Parece
que não lhe pesa a idade e isso, para além de especial, é um tremendo conforto
e uma dádiva que não consigo imaginar. Não sou capaz de pensar no meu corpo
envolvido por essa pele. É esta um tanto da imagem da minha avó materna, ainda
hoje matriarca da minha família. O pêndulo que não dispensamos, a imagem que
não desvalorizamos, a presença que não descuramos. A minha avó é forte no
trato, bem como, na rigidez com que leva a postura. Desmonta-se noutros
afectos. Na facilidade com que encara o outro e as suas diferenças. Admiro-a
por tanto, um pouco mais por isso. Porque a idade nunca lhe roubou a sabedoria
de entender. De conhecer e aprender. De encarar e aceitar. De sossegar,
processar e, sem falsos panos, deixar ficar. Lembro-me das conversas rápidas,
de outras demoradas. Ela sentada na cadeira principal, à cabeceira da mesa,
onde era, vezes repetidas, mais ouvinte do que outra coisa. Palreávamos sem
fim. À sua volta e com a sua permissão. À parte dessa rigidez, deixava fugir um
sorriso. Hoje já se permite rir. Falamos de amores que morrem, de corações que
amam o mesmo sexo, de filhos que escolhem outros caminhos profissionais, de
pessoas cuja cor é um tom e nada mais, da importância do sexo, do prazer. Do
mundo que segue às avessas. Das escolhas que, no fundo, queremos livres. Para
mulheres e homens. A minha avó materna já viveu imenso. Do sofrimento à euforia.
Comprou alguns momentos de luta, livrou-se de outros. Viveu o que eu sou
incapaz de sonhar. E, curiosamente, é hoje uma mulher ainda afoita, sagaz,
intuitiva, livre nos seus pensamentos. Um pouco mais moldada nas atitudes.

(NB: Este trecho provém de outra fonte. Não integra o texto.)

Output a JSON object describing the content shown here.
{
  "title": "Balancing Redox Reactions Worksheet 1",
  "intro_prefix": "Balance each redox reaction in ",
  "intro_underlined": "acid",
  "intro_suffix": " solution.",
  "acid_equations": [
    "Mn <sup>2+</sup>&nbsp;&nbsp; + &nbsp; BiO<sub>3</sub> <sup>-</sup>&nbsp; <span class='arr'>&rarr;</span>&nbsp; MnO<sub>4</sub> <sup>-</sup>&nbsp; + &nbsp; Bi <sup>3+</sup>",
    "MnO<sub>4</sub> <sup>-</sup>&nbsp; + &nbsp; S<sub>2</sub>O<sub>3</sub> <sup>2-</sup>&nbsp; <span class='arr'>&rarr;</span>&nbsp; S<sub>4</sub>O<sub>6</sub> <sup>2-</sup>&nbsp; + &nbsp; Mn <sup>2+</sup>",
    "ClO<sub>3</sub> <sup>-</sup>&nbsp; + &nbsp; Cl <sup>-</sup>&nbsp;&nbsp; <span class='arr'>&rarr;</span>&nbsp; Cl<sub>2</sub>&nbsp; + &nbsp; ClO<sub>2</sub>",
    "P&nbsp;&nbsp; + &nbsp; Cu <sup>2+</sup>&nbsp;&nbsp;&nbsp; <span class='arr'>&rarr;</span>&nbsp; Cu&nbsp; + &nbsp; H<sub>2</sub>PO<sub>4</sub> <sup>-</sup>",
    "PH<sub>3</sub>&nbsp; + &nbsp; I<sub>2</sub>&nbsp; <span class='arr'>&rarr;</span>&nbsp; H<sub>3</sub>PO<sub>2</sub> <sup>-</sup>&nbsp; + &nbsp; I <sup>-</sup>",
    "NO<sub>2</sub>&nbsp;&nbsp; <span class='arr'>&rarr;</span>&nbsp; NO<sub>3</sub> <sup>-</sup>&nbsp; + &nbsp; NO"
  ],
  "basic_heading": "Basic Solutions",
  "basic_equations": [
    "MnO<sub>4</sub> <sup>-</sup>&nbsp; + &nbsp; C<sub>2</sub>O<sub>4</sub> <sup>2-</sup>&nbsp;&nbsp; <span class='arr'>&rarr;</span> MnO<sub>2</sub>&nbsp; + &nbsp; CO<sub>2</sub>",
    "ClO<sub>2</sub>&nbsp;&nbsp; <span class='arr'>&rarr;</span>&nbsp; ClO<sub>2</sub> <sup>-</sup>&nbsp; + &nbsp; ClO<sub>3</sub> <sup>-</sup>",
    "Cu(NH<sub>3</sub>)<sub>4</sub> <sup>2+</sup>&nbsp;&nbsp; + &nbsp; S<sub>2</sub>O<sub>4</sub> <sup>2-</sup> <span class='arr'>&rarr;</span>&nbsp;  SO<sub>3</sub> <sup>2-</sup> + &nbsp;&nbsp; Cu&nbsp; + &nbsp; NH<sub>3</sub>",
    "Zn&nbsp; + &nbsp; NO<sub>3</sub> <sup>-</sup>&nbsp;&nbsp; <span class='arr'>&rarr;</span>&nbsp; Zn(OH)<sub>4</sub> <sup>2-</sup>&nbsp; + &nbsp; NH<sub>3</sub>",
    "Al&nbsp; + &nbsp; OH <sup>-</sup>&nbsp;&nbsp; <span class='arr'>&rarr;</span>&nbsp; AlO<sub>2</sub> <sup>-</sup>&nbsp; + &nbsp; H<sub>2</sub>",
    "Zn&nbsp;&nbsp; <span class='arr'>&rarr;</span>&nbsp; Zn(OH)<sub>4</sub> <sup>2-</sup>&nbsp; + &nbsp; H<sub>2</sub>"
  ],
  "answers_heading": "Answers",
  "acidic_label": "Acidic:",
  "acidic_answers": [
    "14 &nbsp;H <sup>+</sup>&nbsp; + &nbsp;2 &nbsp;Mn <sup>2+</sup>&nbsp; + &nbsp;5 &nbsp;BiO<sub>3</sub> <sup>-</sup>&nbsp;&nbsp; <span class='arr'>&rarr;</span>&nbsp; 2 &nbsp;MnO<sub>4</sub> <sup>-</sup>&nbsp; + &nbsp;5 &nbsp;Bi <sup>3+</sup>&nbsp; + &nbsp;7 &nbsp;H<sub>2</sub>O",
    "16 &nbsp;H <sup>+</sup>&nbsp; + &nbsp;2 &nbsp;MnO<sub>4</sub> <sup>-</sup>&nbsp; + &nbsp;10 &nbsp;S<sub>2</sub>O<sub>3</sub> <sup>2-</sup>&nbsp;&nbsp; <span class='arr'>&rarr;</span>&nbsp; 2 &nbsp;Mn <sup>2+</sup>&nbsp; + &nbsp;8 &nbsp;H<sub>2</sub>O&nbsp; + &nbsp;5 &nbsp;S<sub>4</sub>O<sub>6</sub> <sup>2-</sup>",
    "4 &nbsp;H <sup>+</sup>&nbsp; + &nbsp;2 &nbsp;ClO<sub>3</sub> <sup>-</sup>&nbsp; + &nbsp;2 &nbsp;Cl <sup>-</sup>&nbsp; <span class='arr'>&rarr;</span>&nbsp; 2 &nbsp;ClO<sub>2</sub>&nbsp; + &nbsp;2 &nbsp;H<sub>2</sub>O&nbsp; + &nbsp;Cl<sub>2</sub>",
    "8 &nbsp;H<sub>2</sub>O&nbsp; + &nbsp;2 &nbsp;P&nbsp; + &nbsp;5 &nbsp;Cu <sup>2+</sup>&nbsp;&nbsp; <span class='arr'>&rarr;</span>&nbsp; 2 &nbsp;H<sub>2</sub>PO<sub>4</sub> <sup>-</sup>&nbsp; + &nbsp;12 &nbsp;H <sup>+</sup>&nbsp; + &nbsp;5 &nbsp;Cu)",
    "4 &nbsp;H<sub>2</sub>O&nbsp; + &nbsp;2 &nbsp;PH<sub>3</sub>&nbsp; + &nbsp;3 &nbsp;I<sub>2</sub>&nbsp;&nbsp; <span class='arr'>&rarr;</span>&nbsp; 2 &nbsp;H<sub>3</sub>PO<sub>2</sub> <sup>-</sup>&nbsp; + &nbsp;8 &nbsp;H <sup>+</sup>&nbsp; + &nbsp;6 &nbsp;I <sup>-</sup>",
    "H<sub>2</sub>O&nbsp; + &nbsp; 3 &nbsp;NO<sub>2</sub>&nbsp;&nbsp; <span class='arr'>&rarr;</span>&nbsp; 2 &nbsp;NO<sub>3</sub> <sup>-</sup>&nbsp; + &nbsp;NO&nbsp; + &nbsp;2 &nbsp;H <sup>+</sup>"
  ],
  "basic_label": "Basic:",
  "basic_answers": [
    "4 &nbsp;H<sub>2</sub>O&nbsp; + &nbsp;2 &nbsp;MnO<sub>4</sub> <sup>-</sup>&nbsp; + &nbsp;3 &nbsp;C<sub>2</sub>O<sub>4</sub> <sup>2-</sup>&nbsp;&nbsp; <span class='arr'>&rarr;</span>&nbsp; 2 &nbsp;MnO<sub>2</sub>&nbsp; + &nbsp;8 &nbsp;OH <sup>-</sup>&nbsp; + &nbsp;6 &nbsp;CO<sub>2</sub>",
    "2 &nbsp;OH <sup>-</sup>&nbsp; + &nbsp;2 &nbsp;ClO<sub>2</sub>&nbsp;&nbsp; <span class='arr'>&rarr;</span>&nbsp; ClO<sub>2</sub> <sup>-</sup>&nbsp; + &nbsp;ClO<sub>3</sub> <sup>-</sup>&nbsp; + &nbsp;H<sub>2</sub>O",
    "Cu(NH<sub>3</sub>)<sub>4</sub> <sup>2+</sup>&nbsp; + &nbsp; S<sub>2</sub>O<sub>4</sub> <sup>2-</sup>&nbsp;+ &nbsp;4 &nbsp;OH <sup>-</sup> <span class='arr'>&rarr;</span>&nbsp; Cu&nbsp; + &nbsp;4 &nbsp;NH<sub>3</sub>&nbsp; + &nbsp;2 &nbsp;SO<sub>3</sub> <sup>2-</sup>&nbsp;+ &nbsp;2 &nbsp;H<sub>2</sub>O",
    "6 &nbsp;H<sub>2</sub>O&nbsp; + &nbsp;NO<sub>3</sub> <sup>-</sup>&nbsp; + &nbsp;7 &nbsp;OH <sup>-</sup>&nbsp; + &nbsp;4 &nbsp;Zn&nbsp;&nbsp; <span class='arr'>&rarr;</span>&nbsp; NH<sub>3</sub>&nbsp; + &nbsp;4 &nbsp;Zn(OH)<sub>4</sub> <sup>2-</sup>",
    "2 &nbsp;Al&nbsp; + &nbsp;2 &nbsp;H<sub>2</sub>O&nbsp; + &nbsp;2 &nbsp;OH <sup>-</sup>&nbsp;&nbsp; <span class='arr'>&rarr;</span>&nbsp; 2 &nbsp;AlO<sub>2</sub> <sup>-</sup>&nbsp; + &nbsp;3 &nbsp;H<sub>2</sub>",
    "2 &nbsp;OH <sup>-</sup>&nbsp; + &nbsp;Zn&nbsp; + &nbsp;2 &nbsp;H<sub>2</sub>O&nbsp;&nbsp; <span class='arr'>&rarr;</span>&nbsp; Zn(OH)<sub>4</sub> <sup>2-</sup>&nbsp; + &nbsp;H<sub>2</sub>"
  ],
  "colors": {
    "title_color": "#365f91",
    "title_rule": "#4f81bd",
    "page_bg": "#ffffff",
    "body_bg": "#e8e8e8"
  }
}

Ouvir da boca da minha avó discursos cheios de sabedoria e noção de humanidade –
capazes de deixar envergonhados quaisquer indivíduos com a minha idade ou menos
– é um privilégio. Hei-de guardá-lo para sempre. O vinte e cinco de Abril de
1974 é um povo. É também, se me permitem, a minha avó. E não posso negar, soube
trazer o propósito até aos dias de hoje. Avó, a linda dos meus dias. Tenho a
sorte de comemorá-la todos os anos, todos os dias. Liberdade é ter tacto. Ouvir
o outro e dar-lhe corda. Viver sem recorrer ao mimetismo social. Mesmo que não
se repita, mesmo que nos soe impossível.